Coccidioidomycosis is a highly variable illness. Upon inhalation of the spores, 60% of people may develop an asymptomatic infection or a mild respiratory illness and the rest will develop the disease in variable manner (1). Disseminated infection or progressive pulmonary infection occurs in 1-3% of people infected with Coccidioides spp. Dissemination is often an early clinical event, and the most common extrapulmonary sites include skin, lymph nodes, bones, joints and the most severe being the central nervous system.

While coccidioidomycosis manifests primarily as a respiratory illness, in certain groups the chance of dissemination or development of a chronic infection remains high. Individuals with HIV/AIDS and recipients of immune-modulating drugs or immunosuppressive drugs or high-dose corticosteroids are at high risk for dissemination and chronic infection (2). Diabetes mellitus is a significant risk factor for severe pulmonary infection, as well as chronic structural lung disease, or cardiopulmonary disease. Dissemination is more common in women in the third trimester of pregnancy or immediately post-partum (3, 4). There is also a several-fold higher relative risk of dissemination in individuals of African American and Filipino decent (1). Accordingly, mortality rates are observed to be higher in persons >65 years of age, men, Native Americans, and Hispanics, as well as those with conditions such as vasculitis, rheumatoid arthritis, systemic lupus erythematosus, HIV infection, tuberculosis, diabetes mellitus, chronic obstructive pulmonary disease and non-Hodgkin lymphoma (5). Treatment and/or monitoring of such groups should be approached carefully and with diligence.

Management entails careful periodic assessment. Limited pulmonary infections may not require treatment, while other patients may require short course, prolonged or lifetime antifungal therapy which is determined by co-morbidities, risk of dissemination, persistent systemic signs and symptoms such as fever, night sweats, weight loss of more than 10%, fatigue, radiographic findings of extensive infiltrates involving multiple lobes or effusion, and CF of 1:16 or higher (2).

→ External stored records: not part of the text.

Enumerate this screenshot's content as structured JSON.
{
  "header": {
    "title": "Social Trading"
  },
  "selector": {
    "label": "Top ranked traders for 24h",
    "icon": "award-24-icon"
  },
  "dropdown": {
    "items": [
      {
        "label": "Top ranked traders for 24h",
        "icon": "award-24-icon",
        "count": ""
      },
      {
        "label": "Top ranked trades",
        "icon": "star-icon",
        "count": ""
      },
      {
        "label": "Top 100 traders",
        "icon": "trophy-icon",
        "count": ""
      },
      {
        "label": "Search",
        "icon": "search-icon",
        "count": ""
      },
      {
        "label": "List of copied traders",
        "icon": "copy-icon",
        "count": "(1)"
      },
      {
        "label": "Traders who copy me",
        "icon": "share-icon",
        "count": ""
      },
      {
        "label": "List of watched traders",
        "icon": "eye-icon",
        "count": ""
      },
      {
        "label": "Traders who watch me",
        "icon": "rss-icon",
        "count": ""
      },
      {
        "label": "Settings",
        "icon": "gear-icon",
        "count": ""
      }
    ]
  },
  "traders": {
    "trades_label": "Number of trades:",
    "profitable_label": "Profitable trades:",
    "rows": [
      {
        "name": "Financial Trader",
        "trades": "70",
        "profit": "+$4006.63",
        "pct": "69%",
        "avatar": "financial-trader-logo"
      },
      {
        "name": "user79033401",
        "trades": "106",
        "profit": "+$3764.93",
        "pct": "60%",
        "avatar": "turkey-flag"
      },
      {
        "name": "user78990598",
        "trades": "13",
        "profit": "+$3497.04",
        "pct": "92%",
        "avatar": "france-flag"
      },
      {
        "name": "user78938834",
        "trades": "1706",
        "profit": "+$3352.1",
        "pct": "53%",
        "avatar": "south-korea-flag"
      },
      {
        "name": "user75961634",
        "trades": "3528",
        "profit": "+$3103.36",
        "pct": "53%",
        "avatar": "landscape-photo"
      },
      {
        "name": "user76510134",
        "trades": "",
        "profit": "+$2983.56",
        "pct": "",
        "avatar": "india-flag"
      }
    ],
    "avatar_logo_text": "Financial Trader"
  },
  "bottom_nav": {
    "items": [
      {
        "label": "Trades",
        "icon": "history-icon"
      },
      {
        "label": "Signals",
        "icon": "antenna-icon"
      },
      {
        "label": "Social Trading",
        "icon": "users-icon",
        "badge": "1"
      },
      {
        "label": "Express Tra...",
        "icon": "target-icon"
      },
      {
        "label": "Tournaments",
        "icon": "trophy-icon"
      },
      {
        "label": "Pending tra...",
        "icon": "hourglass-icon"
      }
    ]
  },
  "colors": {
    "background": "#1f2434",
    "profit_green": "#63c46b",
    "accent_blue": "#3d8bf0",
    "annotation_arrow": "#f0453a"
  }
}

  1. Smith CE, Beard RR, et al. Varieties of coccidioidal infection in relation to the epidemiology and control of the diseases. American journal of public health and the nation's health 1946; 36(12): 1394-402.
  2. Galgiani JN, Ampel NM, Blair JE, et al. Coccidioidomycosis. Clinical infectious diseases : an official publication of the Infectious Diseases Society of America 2005; 41(9): 1217-23.
  3. Bercovitch RS, Catanzaro A, Schwartz BS, Pappagianis D, Watts DH, Ampel NM. Coccidioidomycosis during pregnancy: a review and recommendations for management. Clin Infect Dis 2011; 53(4): 363-8.
  4. Powell BL, Drutz DJ, Huppert M, Sun SH. Relationship of progesterone- and estradiol-binding proteins in Coccidioides immitis to coccidioidal dissemination in pregnancy. Infection and immunity 1983; 40(2): 478-85.
  5. Huang JY, Bristow B, Shafir S, Sorvillo F. Coccidioidomycosis-associated Deaths, United States, 1990-2008. Emerging infectious diseases 2012; 18(11): 1723-8.